Statistical Learning
Statistical learning is a fundamental concept in the field of data analysis and predictive modeling. At its core, it encompasses a collection of methodologies and algorithms aimed at estimating a function f
, which represents the relationship between a set of inputs and corresponding outputs. This process enables us to understand patterns in data, make predictions, and derive actionable insights from complex datasets. By leveraging statistical principles, mathematical models, and computational techniques, statistical learning bridges theory and application, serving as a cornerstone for modern data science and machine learning.
Input Variable
The input variables in other words the data provided to the model to make predictions or decision are typically represented using the symbol X, with subscripts to distinguish between them, such as X₁, X₂, X₃, and so on. These inputs are referred to by various terms, including:
- Predictors
- Independent variables
- Features
- Variables
Output Variable
The output variable, often called the response or dependent variable, is usually represented by the symbol Y. This variable represents the outcome or the target the model aims to predict or understand.

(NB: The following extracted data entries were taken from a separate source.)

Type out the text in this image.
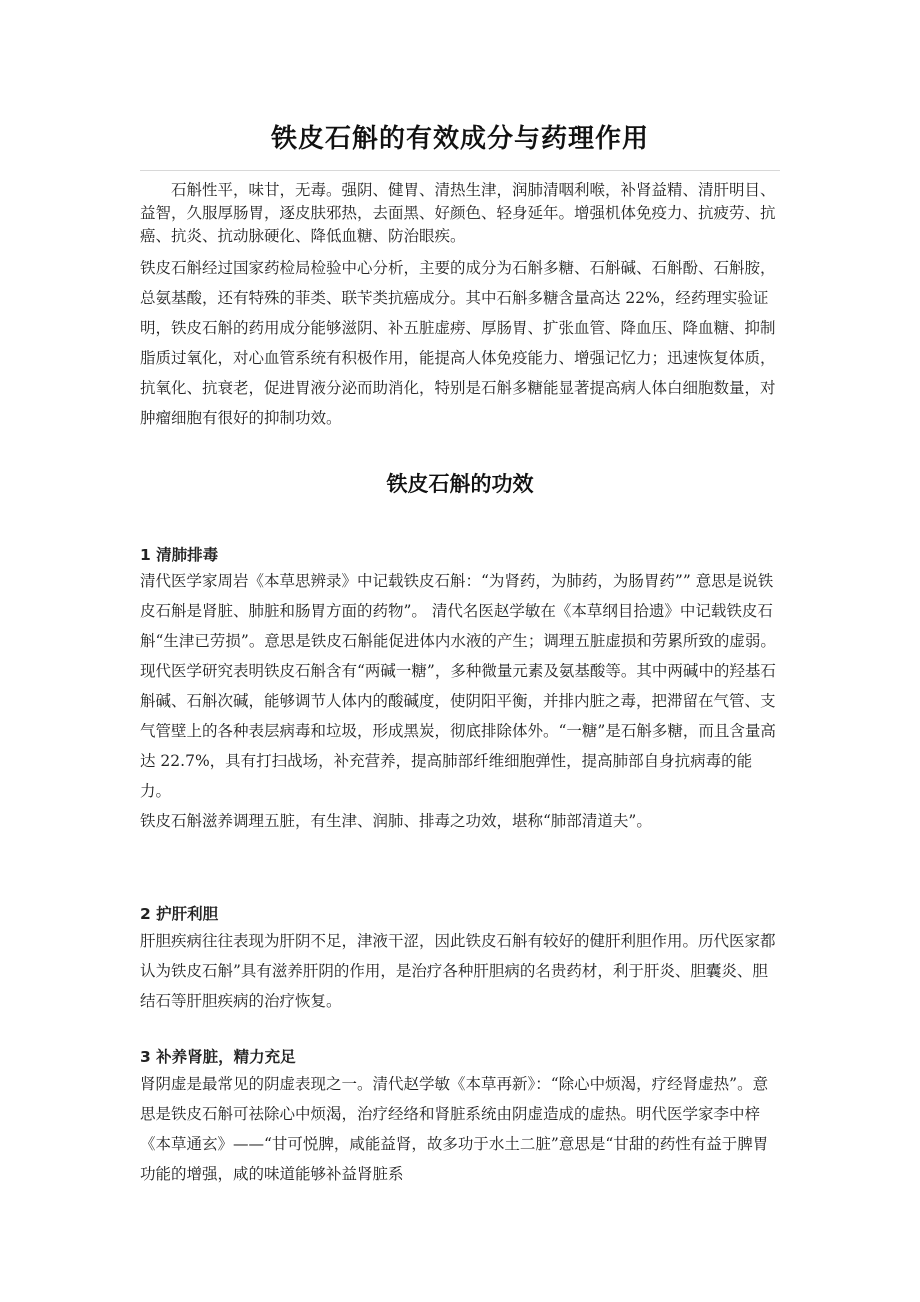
铁皮石斛的有效成分与药理作用
石斛性平，味甘，无毒。强阴、健胃、清热生津，润肺清咽利喉，补肾益精、清肝明目、益智，久服厚肠胃，逐皮肤邪热，去面黑、好颜色、轻身延年。增强机体免疫力、抗疲劳、抗癌、抗炎、抗动脉硬化、降低血糖、防治眼疾。

铁皮石斛经过国家药检局检验中心分析，主要的成分为石斛多糖、石斛碱、石斛酚、石斛胺，总氨基酸，还有特殊的菲类、联苄类抗癌成分。其中石斛多糖含量高达 22%，经药理实验证明，铁皮石斛的药用成分能够滋阴、补五脏虚痨、厚肠胃、扩张血管、降血压、降血糖、抑制脂质过氧化，对心血管系统有积极作用，能提高人体免疫能力、增强记忆力；迅速恢复体质，抗氧化、抗衰老，促进胃液分泌而助消化，特别是石斛多糖能显著提高病人体白细胞数量，对肿瘤细胞有很好的抑制功效。

铁皮石斛的功效
1 清肺排毒

清代医学家周岩《本草思辨录》中记载铁皮石斛：“为肾药，为肺药，为肠胃药”” 意思是说铁皮石斛是肾脏、肺脏和肠胃方面的药物”。 清代名医赵学敏在《本草纲目拾遗》中记载铁皮石斛“生津已劳损”。意思是铁皮石斛能促进体内水液的产生；调理五脏虚损和劳累所致的虚弱。

现代医学研究表明铁皮石斛含有“两碱一糖”，多种微量元素及氨基酸等。其中两碱中的羟基石斛碱、石斛次碱，能够调节人体内的酸碱度，使阴阳平衡，并排内脏之毒，把滞留在气管、支气管壁上的各种表层病毒和垃圾，形成黑炭，彻底排除体外。“一糖”是石斛多糖，而且含量高达 22.7%，具有打扫战场，补充营养，提高肺部纤维细胞弹性，提高肺部自身抗病毒的能力。

铁皮石斛滋养调理五脏，有生津、润肺、排毒之功效，堪称“肺部清道夫”。

2 护肝利胆

肝胆疾病往往表现为肝阴不足，津液干涩，因此铁皮石斛有较好的健肝利胆作用。历代医家都认为铁皮石斛”具有滋养肝阴的作用，是治疗各种肝胆病的名贵药材，利于肝炎、胆囊炎、胆结石等肝胆疾病的治疗恢复。

3 补养肾脏，精力充足

肾阴虚是最常见的阴虚表现之一。清代赵学敏《本草再新》：“除心中烦渴，疗经肾虚热”。意思是铁皮石斛可祛除心中烦渴，治疗经络和肾脏系统由阴虚造成的虚热。明代医学家李中梓《本草通玄》——“甘可悦脾，咸能益肾，故多功于水土二脏”意思是“甘甜的药性有益于脾胃功能的增强，咸的味道能够补益肾脏系
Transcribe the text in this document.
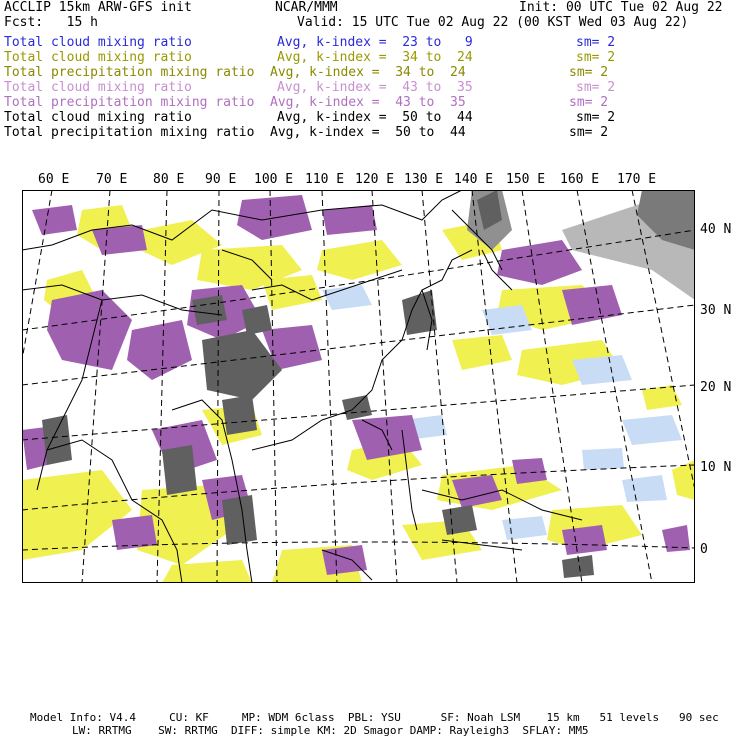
ACCLIP 15km ARW-GFS init	NCAR/MMM	Init: 00 UTC Tue 02 Aug 22
Fcst:   15 h	Valid: 15 UTC Tue 02 Aug 22 (00 KST Wed 03 Aug 22)
Total cloud mixing ratio	Avg, k-index =  23 to   9	sm= 2
Total cloud mixing ratio	Avg, k-index =  34 to  24	sm= 2
Total precipitation mixing ratio Avg, k-index =  34 to  24	sm= 2
Total cloud mixing ratio	Avg, k-index =  43 to  35	sm= 2
Total precipitation mixing ratio Avg, k-index =  43 to  35	sm= 2
Total cloud mixing ratio	Avg, k-index =  50 to  44	sm= 2
Total precipitation mixing ratio Avg, k-index =  50 to  44	sm= 2
60 E 70 E 80 E 90 E 100 E 110 E 120 E 130 E 140 E 150 E 160 E 170 E
40 N
30 N
20 N
10 N
0
Model Info: V4.4     CU: KF     MP: WDM 6class  PBL: YSU      SF: Noah LSM    15 km   51 levels   90 sec
LW: RRTMG    SW: RRTMG  DIFF: simple KM: 2D Smagor DAMP: Rayleigh3  SFLAY: MM5
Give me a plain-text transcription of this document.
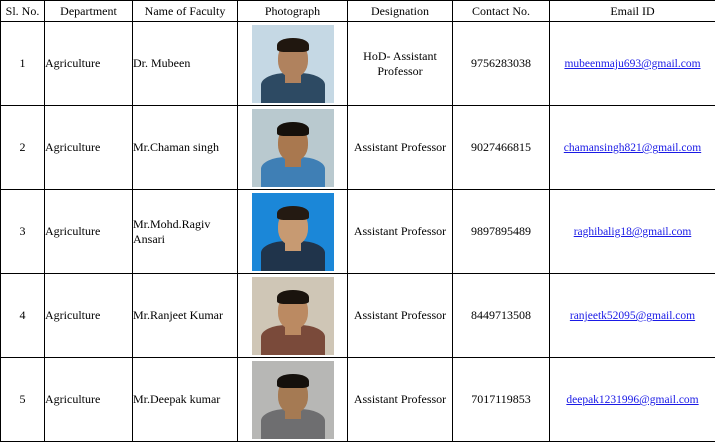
Sl. No.	Department	Name of Faculty	Photograph	Designation	Contact No.	Email ID
1	Agriculture	Dr. Mubeen		HoD- Assistant Professor	9756283038	mubeenmaju693@gmail.com
2	Agriculture	Mr.Chaman singh		Assistant Professor	9027466815	chamansingh821@gmail.com
3	Agriculture	Mr.Mohd.Ragiv Ansari		Assistant Professor	9897895489	raghibalig18@gmail.com
4	Agriculture	Mr.Ranjeet Kumar		Assistant Professor	8449713508	ranjeetk52095@gmail.com
5	Agriculture	Mr.Deepak kumar		Assistant Professor	7017119853	deepak1231996@gmail.com
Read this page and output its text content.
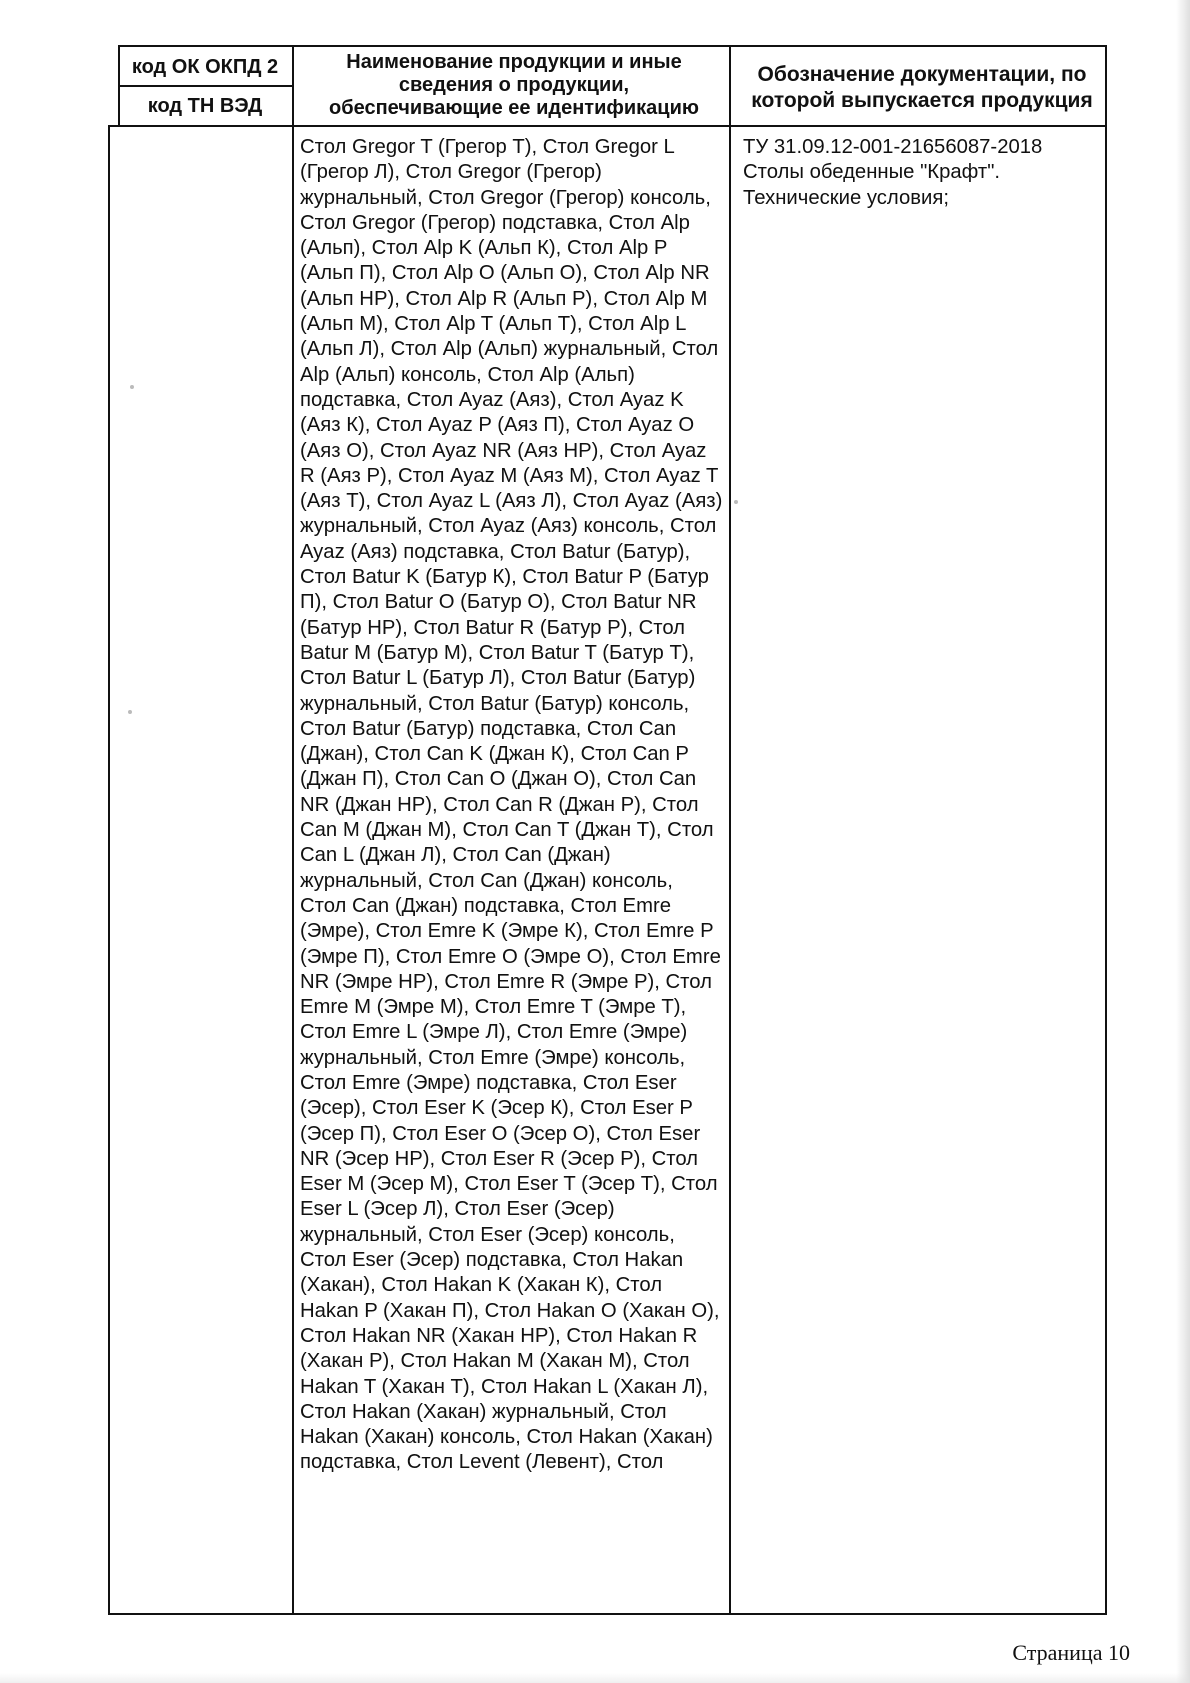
код ОК ОКПД 2
код ТН ВЭД
Наименование продукции и иные
сведения о продукции,
обеспечивающие ее идентификацию
Обозначение документации, по
которой выпускается продукция
Стол Gregor T (Грегор Т), Стол Gregor L (Грегор Л), Стол Gregor (Грегор) журнальный, Стол Gregor (Грегор) консоль, Стол Gregor (Грегор) подставка, Стол Alp (Альп), Стол Alp K (Альп К), Стол Alp P (Альп П), Стол Alp O (Альп О), Стол Alp NR (Альп НР), Стол Alp R (Альп Р), Стол Alp M (Альп М), Стол Alp T (Альп Т), Стол Alp L (Альп Л), Стол Alp (Альп) журнальный, Стол Alp (Альп) консоль, Стол Alp (Альп) подставка, Стол Ayaz (Аяз), Стол Ayaz K (Аяз К), Стол Ayaz P (Аяз П), Стол Ayaz O (Аяз О), Стол Ayaz NR (Аяз НР), Стол Ayaz R (Аяз Р), Стол Ayaz M (Аяз М), Стол Ayaz T (Аяз Т), Стол Ayaz L (Аяз Л), Стол Ayaz (Аяз) журнальный, Стол Ayaz (Аяз) консоль, Стол Ayaz (Аяз) подставка, Стол Batur (Батур), Стол Batur K (Батур К), Стол Batur P (Батур П), Стол Batur O (Батур О), Стол Batur NR (Батур НР), Стол Batur R (Батур Р), Стол Batur M (Батур М), Стол Batur T (Батур Т), Стол Batur L (Батур Л), Стол Batur (Батур) журнальный, Стол Batur (Батур) консоль, Стол Batur (Батур) подставка, Стол Can (Джан), Стол Can K (Джан К), Стол Can P (Джан П), Стол Can O (Джан О), Стол Can NR (Джан НР), Стол Can R (Джан Р), Стол Can M (Джан М), Стол Can T (Джан Т), Стол Can L (Джан Л), Стол Can (Джан) журнальный, Стол Can (Джан) консоль, Стол Can (Джан) подставка, Стол Emre (Эмре), Стол Emre K (Эмре К), Стол Emre P (Эмре П), Стол Emre O (Эмре О), Стол Emre NR (Эмре НР), Стол Emre R (Эмре Р), Стол Emre M (Эмре М), Стол Emre T (Эмре Т), Стол Emre L (Эмре Л), Стол Emre (Эмре) журнальный, Стол Emre (Эмре) консоль, Стол Emre (Эмре) подставка, Стол Eser (Эсер), Стол Eser K (Эсер К), Стол Eser P (Эсер П), Стол Eser O (Эсер О), Стол Eser NR (Эсер НР), Стол Eser R (Эсер Р), Стол Eser M (Эсер М), Стол Eser T (Эсер Т), Стол Eser L (Эсер Л), Стол Eser (Эсер) журнальный, Стол Eser (Эсер) консоль, Стол Eser (Эсер) подставка, Стол Hakan (Хакан), Стол Hakan K (Хакан К), Стол Hakan P (Хакан П), Стол Hakan O (Хакан О), Стол Hakan NR (Хакан НР), Стол Hakan R (Хакан Р), Стол Hakan M (Хакан М), Стол Hakan T (Хакан Т), Стол Hakan L (Хакан Л), Стол Hakan (Хакан) журнальный, Стол Hakan (Хакан) консоль, Стол Hakan (Хакан) подставка, Стол Levent (Левент), Стол
ТУ 31.09.12-001-21656087-2018
Столы обеденные "Крафт".
Технические условия;
Страница 10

In a more general context, suppose we observe a quantitative response Y and P different predictors (X₁, X₂, …, Xₚ). We assume that there exists a relationship between Y and X = (X₁, X₂, …, Xₚ), which can be expressed in a general form as:
$$ Y = f(X) + \epsilon $$
Here:
- f(X) represents the true underlying relationship between the predictors and the response.
- ε denotes the error term, which is independent of X and has mean zero. The error term also accounts for variability in Y that cannot be explained by f(X).
Prediction
In many scenarios, a set of inputs $X$ is readily available, but the output $Y$ cannot be easily obtained. In such cases, we can predict $Y$ using the equation:
$$ \hat{Y} = \hat{f}(X), $$
where $\hat{f}$ represents our estimate of the function $f$, and $\hat{Y}$ denotes the resulting prediction for $Y$. Since the error term averages to zero, this approach allows for reasonable predictions. Notably, $\hat{f}$ is often treated as a “black box,” meaning that the exact form of $\hat{f}$ is not typically a concern, as long as it produces accurate predictions for $Y$.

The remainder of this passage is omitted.